"I Dread Our Leadership Meetings"
I wish I could say this was something I heard from one client, one time, in one particular context. But I hear it all the time. From CEOs, COOs, VPs, department heads. From people who run companies with 30 employees and people who run companies with 3,000. The words change slightly; the feeling doesn't.
"Our leadership meetings are a waste of time."
"We just go around the room and give updates."
"I leave more frustrated than when I walked in."
"We never actually decide anything."
If this sounds familiar, you're in great company.
The Update Trap
Here's what I see in almost every executive team I work with: the leadership meeting has become a reporting meeting. Each person takes their turn giving a status update on their department, everyone else half-listens while mentally rehearsing their own update, and then you all leave feeling like you just sat through something that could've been an email.
And you're right. It could've been.
The problem isn't that updates are happening. The problem is that updates have taken the place of the actual work the leadership team needs to do together. When the meeting becomes a series of individual reports, the team never has to think collectively, make hard tradeoffs, or surface the tensions that are quietly slowing the business down.
I worked with a CEO who told me his team's weekly leadership meeting had been running the same way for three years. Same agenda. Same format. Same people talking in the same order. He described it as "comfortable and completely useless." When I asked what decision the team had made together in the last month, he couldn't name one.
That's not a meeting. That's a ritual.
What Leadership Meetings Are Actually For
A leadership meeting should be the one place where the people running the business come together to do what none of them can do alone. That means the agenda isn't a list of department updates. It's a short list of questions the business needs this group of people to answer together.
Questions like: Where are we misaligned, and what's it costing us? What decision have we been avoiding? What do we need to say to each other that we haven't said yet?
Those questions are uncomfortable. Which is exactly why most teams replace them with updates.
Three Things That Change Everything
I've redesigned leadership meetings for dozens of executive teams, and the changes that make the biggest difference are almost always the same three.
Start with connection, not content. I know this sounds like the "touchy feely stuff" that busy leaders want to skip. But, when people check in with where they actually are; not a polished, above-the-line performance, but an honest read on how they're showing up; the rest of the meeting is different. People listen differently. They give each other more room. They're willing to say harder things.
Kill the update round. Send updates in writing before the meeting. If someone hasn't read them, that's a separate conversation. Meeting time is for the things that require the team to be in the room together: decisions, tensions, strategic tradeoffs, and the conversations nobody wants to have. If it doesn't require collective thinking, it doesn't belong on the agenda.
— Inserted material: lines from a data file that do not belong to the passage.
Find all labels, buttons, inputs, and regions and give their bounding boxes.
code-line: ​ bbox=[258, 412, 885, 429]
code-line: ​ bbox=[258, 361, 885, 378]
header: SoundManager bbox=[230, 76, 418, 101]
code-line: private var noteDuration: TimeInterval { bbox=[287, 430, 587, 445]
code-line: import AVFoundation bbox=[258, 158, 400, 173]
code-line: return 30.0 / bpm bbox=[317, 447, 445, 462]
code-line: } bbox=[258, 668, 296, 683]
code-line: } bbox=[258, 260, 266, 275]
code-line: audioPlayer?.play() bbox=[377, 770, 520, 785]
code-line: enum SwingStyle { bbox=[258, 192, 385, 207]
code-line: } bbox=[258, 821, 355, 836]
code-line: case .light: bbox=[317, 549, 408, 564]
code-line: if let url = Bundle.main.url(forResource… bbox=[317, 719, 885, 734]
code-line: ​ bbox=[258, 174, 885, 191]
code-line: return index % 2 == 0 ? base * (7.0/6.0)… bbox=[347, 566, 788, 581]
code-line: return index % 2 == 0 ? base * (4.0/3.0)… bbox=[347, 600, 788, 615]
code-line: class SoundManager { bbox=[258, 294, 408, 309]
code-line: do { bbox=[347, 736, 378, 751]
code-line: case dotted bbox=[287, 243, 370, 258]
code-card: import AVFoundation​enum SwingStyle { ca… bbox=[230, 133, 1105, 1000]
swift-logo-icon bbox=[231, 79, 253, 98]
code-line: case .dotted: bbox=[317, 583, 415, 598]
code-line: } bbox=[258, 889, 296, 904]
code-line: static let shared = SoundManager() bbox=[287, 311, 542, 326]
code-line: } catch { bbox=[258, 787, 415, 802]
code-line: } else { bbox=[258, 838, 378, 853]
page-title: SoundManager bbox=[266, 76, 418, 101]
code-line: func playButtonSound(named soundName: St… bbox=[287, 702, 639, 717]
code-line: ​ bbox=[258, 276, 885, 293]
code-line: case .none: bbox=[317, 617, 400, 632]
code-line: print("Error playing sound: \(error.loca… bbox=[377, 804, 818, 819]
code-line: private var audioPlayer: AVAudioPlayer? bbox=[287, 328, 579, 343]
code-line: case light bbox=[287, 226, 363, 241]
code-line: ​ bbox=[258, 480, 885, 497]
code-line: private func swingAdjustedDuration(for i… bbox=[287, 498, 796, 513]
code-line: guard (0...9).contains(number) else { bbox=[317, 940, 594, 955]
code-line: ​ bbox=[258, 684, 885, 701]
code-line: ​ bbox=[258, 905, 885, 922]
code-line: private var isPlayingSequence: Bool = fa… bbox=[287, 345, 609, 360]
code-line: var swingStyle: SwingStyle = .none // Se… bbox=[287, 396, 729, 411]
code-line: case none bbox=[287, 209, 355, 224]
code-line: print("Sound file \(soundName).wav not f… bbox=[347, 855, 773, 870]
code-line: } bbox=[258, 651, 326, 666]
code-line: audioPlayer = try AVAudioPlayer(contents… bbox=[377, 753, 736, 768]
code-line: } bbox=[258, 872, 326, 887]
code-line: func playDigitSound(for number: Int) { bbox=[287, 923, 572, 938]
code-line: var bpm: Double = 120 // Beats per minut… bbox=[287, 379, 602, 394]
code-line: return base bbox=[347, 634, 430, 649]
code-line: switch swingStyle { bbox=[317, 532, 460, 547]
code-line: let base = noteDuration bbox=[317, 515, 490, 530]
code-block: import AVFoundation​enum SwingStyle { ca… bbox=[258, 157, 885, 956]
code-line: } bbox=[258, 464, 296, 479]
End with commitments, not summaries. Most meetings end with someone saying "great discussion" and everyone going back to exactly what they were doing before. Instead, close with this: What did we decide? Who is doing what? What are we going to say to our teams about this? If you can't answer those questions, the meeting didn't produce anything.
The Uncomfortable Part
Here's what I've noticed: when I redesign a leadership meeting, the first few sessions are harder than what came before. The old format was comfortable precisely because it didn't ask much of anyone. You showed up, gave your update, nodded along, and left.
The new format asks you to think together, disagree openly, and make decisions you'll be held to. That's not comfortable. It's also the whole point of having a leadership team.
I worked with one team that, after three weeks of the new format, told me they wanted to go back to the old way. "It was easier," the CFO said. The CEO paused and said, "Easier for who?" That question changed the room.
They kept the new format. Six months later, they told me it was the single biggest shift they'd made as a team.
The Real Question
If you dread your leadership meetings, the issue isn't scheduling or facilitation tricks or a better agenda template. The issue is that the meeting isn't doing what it should be doing: creating a space where the leadership team actually leads together: disagrees, works through hard issues, and eventually, after everyone has been heard, makes commitments to show up as a united front for the rest of the business.